= Periphas =

Multiple figures in Greek mythology

Periphas (/ˈpɛrᵻfəs/; Ancient Greek: Περίφᾱς Períphās means 'conspicuousness') in Greek mythology may refer to:

- Periphas, a legendary king of Attica who Zeus turned into an eagle, husband of Phene.
- Periphas, an Egyptian prince as one of the sons of King Aegyptus. His mother was Gorgo and thus full brother of Oeneus, Aegyptus, Menalces, Lampus and Idmon. In some accounts, he could be a son of Aegyptus either by Eurryroe, daughter of the river-god Nilus, or Isaia, daughter of King Agenor of Tyre. Periphas suffered the same fate as his other brothers, save Lynceus, when they were slain on their wedding night by their wives who obeyed the command of their father King Danaus of Libya. He married the Danaid Actaea, daughter of Danaus and Pieria.
- Periphas, one of the five sons of Aretus who fought against Dionysus in the Indian War.
- Periphas, a Aetolian prince as son of King Oeneus of Calydon and Althaea, daughter of King Thestius of Pleuron. He was the brother of Meleager, Phereus, Ageleus, Toxeus, Clymenus, Gorge, Eurymede, Deianira and Melanippe.
- Periphas, a son of Lapithes and Orsinome in Thessaly. He consorted with Astyagyia, daughter of Hypseus, and had by her eight sons, of whom the eldest, Antion was a possible father of Ixion with Perimela.
- Periphas, one of the Lapiths at the wedding of Pirithous and Hippodamia. He must not be confused with the above-mentioned Periphas who was also a Lapith.
- Periphas, same as Hyperphas.
- Periphas, son of the Aetolian Ochesius, fell by the hand of Ares in the Trojan War.
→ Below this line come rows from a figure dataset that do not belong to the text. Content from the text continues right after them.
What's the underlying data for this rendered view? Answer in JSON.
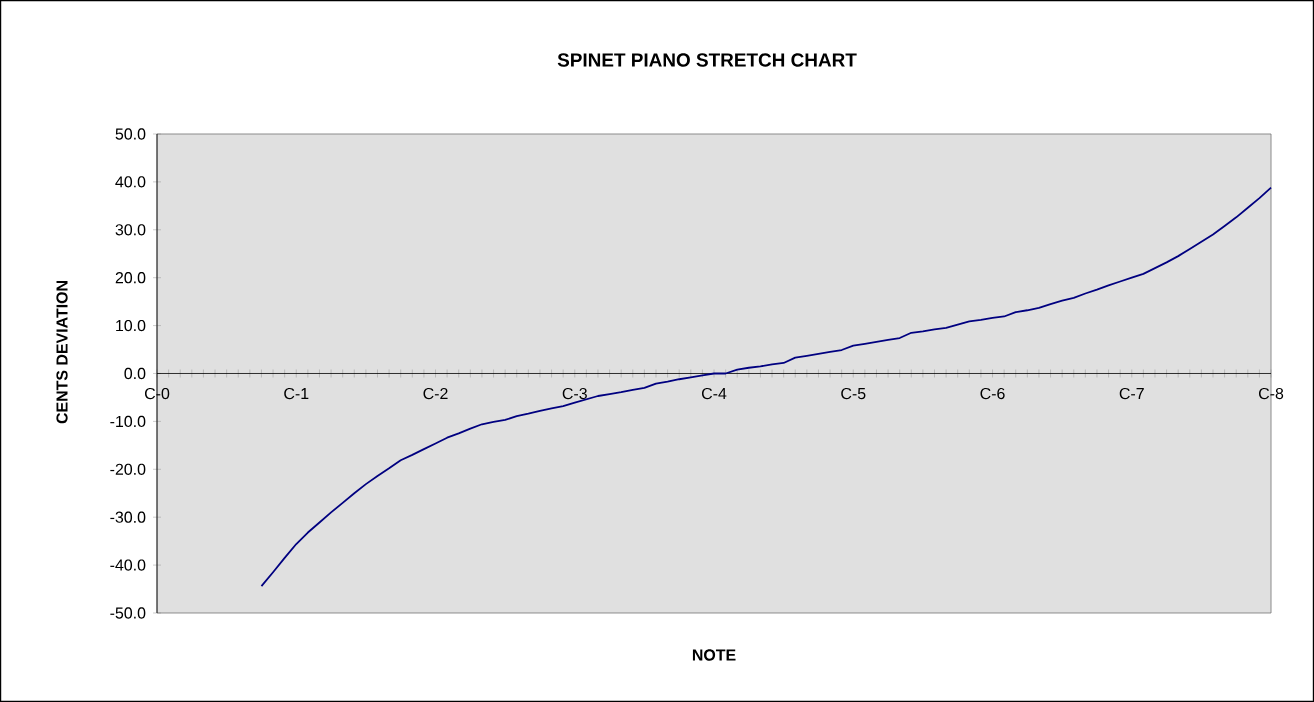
{
  "chart_data": {
    "type": "line",
    "title": "SPINET PIANO STRETCH CHART",
    "xlabel": "NOTE",
    "ylabel": "CENTS DEVIATION",
    "categories": [
      "C-0",
      null,
      null,
      null,
      null,
      null,
      null,
      null,
      null,
      null,
      null,
      null,
      "C-1",
      null,
      null,
      null,
      null,
      null,
      null,
      null,
      null,
      null,
      null,
      null,
      "C-2",
      null,
      null,
      null,
      null,
      null,
      null,
      null,
      null,
      null,
      null,
      null,
      "C-3",
      null,
      null,
      null,
      null,
      null,
      null,
      null,
      null,
      null,
      null,
      null,
      "C-4",
      null,
      null,
      null,
      null,
      null,
      null,
      null,
      null,
      null,
      null,
      null,
      "C-5",
      null,
      null,
      null,
      null,
      null,
      null,
      null,
      null,
      null,
      null,
      null,
      "C-6",
      null,
      null,
      null,
      null,
      null,
      null,
      null,
      null,
      null,
      null,
      null,
      "C-7",
      null,
      null,
      null,
      null,
      null,
      null,
      null,
      null,
      null,
      null,
      null,
      "C-8"
    ],
    "series": [
      {
        "color": "#000080",
        "values": [
          null,
          null,
          null,
          null,
          null,
          null,
          null,
          null,
          null,
          -44.4,
          -41.5,
          -38.5,
          -35.6,
          -33.2,
          -31.1,
          -29.0,
          -27.0,
          -25.0,
          -23.1,
          -21.4,
          -19.8,
          -18.1,
          -17.0,
          -15.8,
          -14.6,
          -13.4,
          -12.5,
          -11.5,
          -10.6,
          -10.1,
          -9.7,
          -8.9,
          -8.4,
          -7.8,
          -7.3,
          -6.8,
          -6.1,
          -5.4,
          -4.7,
          -4.3,
          -3.9,
          -3.4,
          -3.0,
          -2.1,
          -1.7,
          -1.2,
          -0.8,
          -0.4,
          0.0,
          0.0,
          0.8,
          1.2,
          1.5,
          1.9,
          2.2,
          3.3,
          3.7,
          4.1,
          4.5,
          4.9,
          5.8,
          6.2,
          6.6,
          7.0,
          7.4,
          8.5,
          8.8,
          9.2,
          9.5,
          10.2,
          10.9,
          11.2,
          11.6,
          11.9,
          12.8,
          13.2,
          13.7,
          14.5,
          15.2,
          15.8,
          16.7,
          17.5,
          18.4,
          19.2,
          20.0,
          20.8,
          22.0,
          23.2,
          24.5,
          26.0,
          27.5,
          29.0,
          30.8,
          32.6,
          34.6,
          36.6,
          38.8
        ]
      }
    ],
    "ylim": [
      -50,
      50
    ],
    "yticks": [
      {
        "value": -50,
        "label": "-50.0"
      },
      {
        "value": -40,
        "label": "-40.0"
      },
      {
        "value": -30,
        "label": "-30.0"
      },
      {
        "value": -20,
        "label": "-20.0"
      },
      {
        "value": -10,
        "label": "-10.0"
      },
      {
        "value": 0,
        "label": "0.0"
      },
      {
        "value": 10,
        "label": "10.0"
      },
      {
        "value": 20,
        "label": "20.0"
      },
      {
        "value": 30,
        "label": "30.0"
      },
      {
        "value": 40,
        "label": "40.0"
      },
      {
        "value": 50,
        "label": "50.0"
      }
    ],
    "grid": false,
    "marker": "none",
    "line_style": "solid"
  }
}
As his body was being looted, Diomedes wounded Ares in the stomach and forced him to retreat. According to Nicander's Aetolica, Ochesius was the son of Oeneus, making Periphas a cousin to Diomedes.
- Periphas, a companion of Neoptolemus who took part in the destruction of Troy.
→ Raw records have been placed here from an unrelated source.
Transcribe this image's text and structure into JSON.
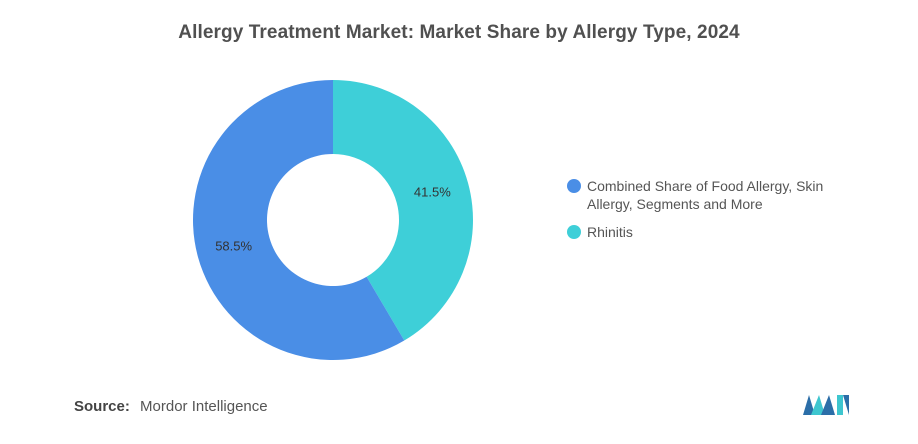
{
  "chart_data": {
    "type": "pie",
    "title": "Allergy Treatment Market: Market Share by Allergy Type, 2024",
    "donut": true,
    "slices": [
      {
        "label": "Rhinitis",
        "value": 41.5,
        "display": "41.5%",
        "color": "#3ecfd8"
      },
      {
        "label": "Combined Share of Food Allergy, Skin Allergy, Segments and More",
        "value": 58.5,
        "display": "58.5%",
        "color": "#4a8ee6"
      }
    ],
    "legend": {
      "placement": "right",
      "items": [
        {
          "label": "Combined Share of Food Allergy, Skin Allergy, Segments and More",
          "color": "#4a8ee6"
        },
        {
          "label": "Rhinitis",
          "color": "#3ecfd8"
        }
      ]
    }
  },
  "footer": {
    "source_label": "Source:",
    "source_value": "Mordor Intelligence",
    "logo_icon": "mordor-intelligence-logo-icon"
  }
}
- Periphas, one of the sons of King Aeolus of Lipara, the keeper of the winds. He had five brothers namely: Agenor, Euchenor, Klymenos, Xouthos and Macareus, and six sisters: Klymene, Kallithyia, Eurygone, Lysidike, Kanake and an unnamed one. According to various accounts, Aeolus yoked in marriage his sons, including Periphas, and daughters in order to preserve concord and affection among them.
- Periphas, one of the Suitors of Penelope who came from Zacynthus along with other 43 wooers. He, with the other suitors, was shot dead by Odysseus with the aid of Eumaeus, Philoetius, and Telemachus.
- Periphas, a son of Epytus, and a herald of Aeneas.